LOS SURCOS DE LA MANO
Las lluvias habían erosionado las tierras de La Pendiente. “Es la capa vegetal”, repetía mi padre tras colocar los granos de maíz en cada agujero. Mientras, con el filo de la guataca vástago al alcance de la vista, mutilaba el marabú.
La maldición de la lluvia había quebrado los cielos de mi padre. Los vecinos agradecieron lo que antaño sustentaba nuestras vidas.
En las noches, se les veía tras los cuerpos de las mazorcas; rubias con espigados troncos, que solo los vientos lograban doblegar.
Conforme a la tradición, mi padre mantenía su mirada desde este lado de la cerca, como si no existiese Dios.
JUGANDO A PRONUNCIAR LA ZETA
Mi abuelo vigilaba su acento y exhibía el vientre, con orgullo.
(El agua de cebada removió su horizonte hasta ubicarlo aquí, en viaje sin retorno).

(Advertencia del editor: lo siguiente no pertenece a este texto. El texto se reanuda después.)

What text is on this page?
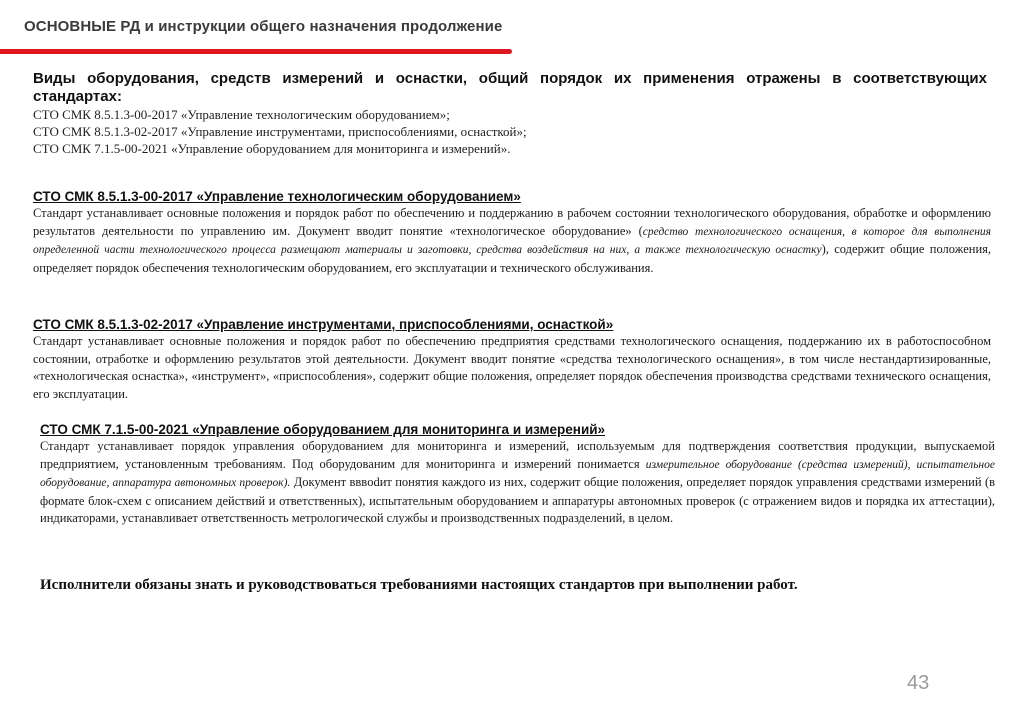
ОСНОВНЫЕ РД и инструкции общего назначения продолжение

Виды оборудования, средств измерений и оснастки, общий порядок их применения отражены в соответствующих стандартах:

СТО СМК 8.5.1.3-00-2017 «Управление технологическим оборудованием»;

СТО СМК 8.5.1.3-02-2017 «Управление инструментами, приспособлениями, оснасткой»;

СТО СМК 7.1.5-00-2021 «Управление оборудованием для мониторинга и измерений».

СТО СМК 8.5.1.3-00-2017 «Управление технологическим оборудованием»

Стандарт устанавливает основные положения и порядок работ по обеспечению и поддержанию в рабочем состоянии технологического оборудования, обработке и оформлению результатов деятельности по управлению им. Документ вводит понятие «технологическое оборудование» (средство технологического оснащения, в которое для выполнения определенной части технологического процесса размещают материалы и заготовки, средства воздействия на них, а также технологическую оснастку), содержит общие положения, определяет порядок обеспечения технологическим оборудованием, его эксплуатации и технического обслуживания.

СТО СМК 8.5.1.3-02-2017 «Управление инструментами, приспособлениями, оснасткой»

Стандарт устанавливает основные положения и порядок работ по обеспечению предприятия средствами технологического оснащения, поддержанию их в работоспособном состоянии, отработке и оформлению результатов этой деятельности. Документ вводит понятие «средства технологического оснащения», в том числе нестандартизированные, «технологическая оснастка», «инструмент», «приспособления», содержит общие положения, определяет порядок обеспечения производства средствами технического оснащения, его эксплуатации.

СТО СМК 7.1.5-00-2021 «Управление оборудованием для мониторинга и измерений»

Стандарт устанавливает порядок управления оборудованием для мониторинга и измерений, используемым для подтверждения соответствия продукции, выпускаемой предприятием, установленным требованиям. Под оборудованим для мониторинга и измерений понимается измерительное оборудование (средства измерений), испытательное оборудование, аппаратура автономных проверок). Документ вввodит понятия каждого из них, содержит общие положения, определяет порядок управления средствами измерений (в формате блок-схем с описанием действий и ответственных), испытательным оборудованием и аппаратуры автономных проверок (с отражением видов и порядка их аттестации), индикаторами, устанавливает ответственность метрологической службы и производственных подразделений, в целом.

Исполнители обязаны знать и руководствоваться требованиями настоящих стандартов при выполнении работ.

43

Heredero de sus muertos, maldigo tanta rebeldía; tanta rudeza de morder el cordobán. Mi horizonte es un paisaje de permanencia.
EL ELEGIDO
De toda la camada, eras tú el más parecido al homosapiens del abuelo. Bajo su misma cobija ocultabas tu asma. En tus delirios cruzabas el umbral; asumías el arcaísmo de su cabeza. Desde este lado solo podíamos vigilar, por turnos, la amargura de tus ojos.
CUESTA ABAJO
La belleza de los niños de mi barrio está en los atributos que asociamos a la inocencia. Preñados por parásitos han dejado de crecer. Legañas les ocultan el alimento. Reflejan sus rostros una espera intemporal, en los caminos (reales) que dividen la Aroma. En sus casas no ha fallado el aguardiente; por eso pueden devorar lo que se acerca.
C-4
Los juguetes que mi madre compraba, eran reales forjadores de carácter. Desarmados por el patio, máquinas que ya no funcionaban; puertas herméticas, sin luz, ni claxon.
A veces mi cabeza duele tanto…
NOCIÓN DE LO INFINITO
“Se acaba el mundo”, repetía mi abuela a la hora de la tormenta, pero luego la vida continuaba.
Muchos ciclones pasarían antes de que entendiera. Le aterraban el viento contra las tablas, su soledad o la mía bajo aquel techo; pero nunca el fin del mundo.
“Que se acabe”, repito ahora cuando diluvia, a riesgo de llegar a convertirme en un profeta. “Que se acabe”, diría a mis nietos (si los tuviese) mirando histérico este trozo de cielo. Que se acabe; he presenciado tantas veces los finesdemundo…
EL TIMBRE
En el aula, cuando el juego de la guerra, apretaba los ojos como única arma: “todos los hombres somos iguales”. Entonces deseaba crecer. Ahora, me quedan solo los cinco minutos entre ataque y ataque.
LA INTRUSA
En la ranura de la casa de mi padre, algo verde se insinúa. Obra de la casualidad (no milagro), fragmento de lo que crece bajo la luz del día.
Sin una flor que la corone, su sencillez salva la curiosidad del público la inhabilita para las granjas donde conciben la belleza.
Alimentada por la humedad de paredes que se derrumban, añora el suelo. Ya no es consciente de lo que inspira en la soledad de mi padre, que la custodia, celosamente, con el temor a un crecimiento excesivo.
LOS HUEVOS DE ORO
Nada tienen que ver en esta tierra, padre, la escasez de huevos y la “falta de sostenibilidad”. Nuevas gallinas cacarean desde la jaula en espera del pienso, pero no hay gallos para fertilizar posturas (recuperar la merma de su transformación).
En tiempos del abuelo, era diferente. Campos saturados de aves y púberes deseosos de perpetuar. Claves para juzgar a quienes todo lo cagan; mantienen el peso equilibrado para un vuelo posible, pero sufren con la condena de poner tan solo uno, cada día.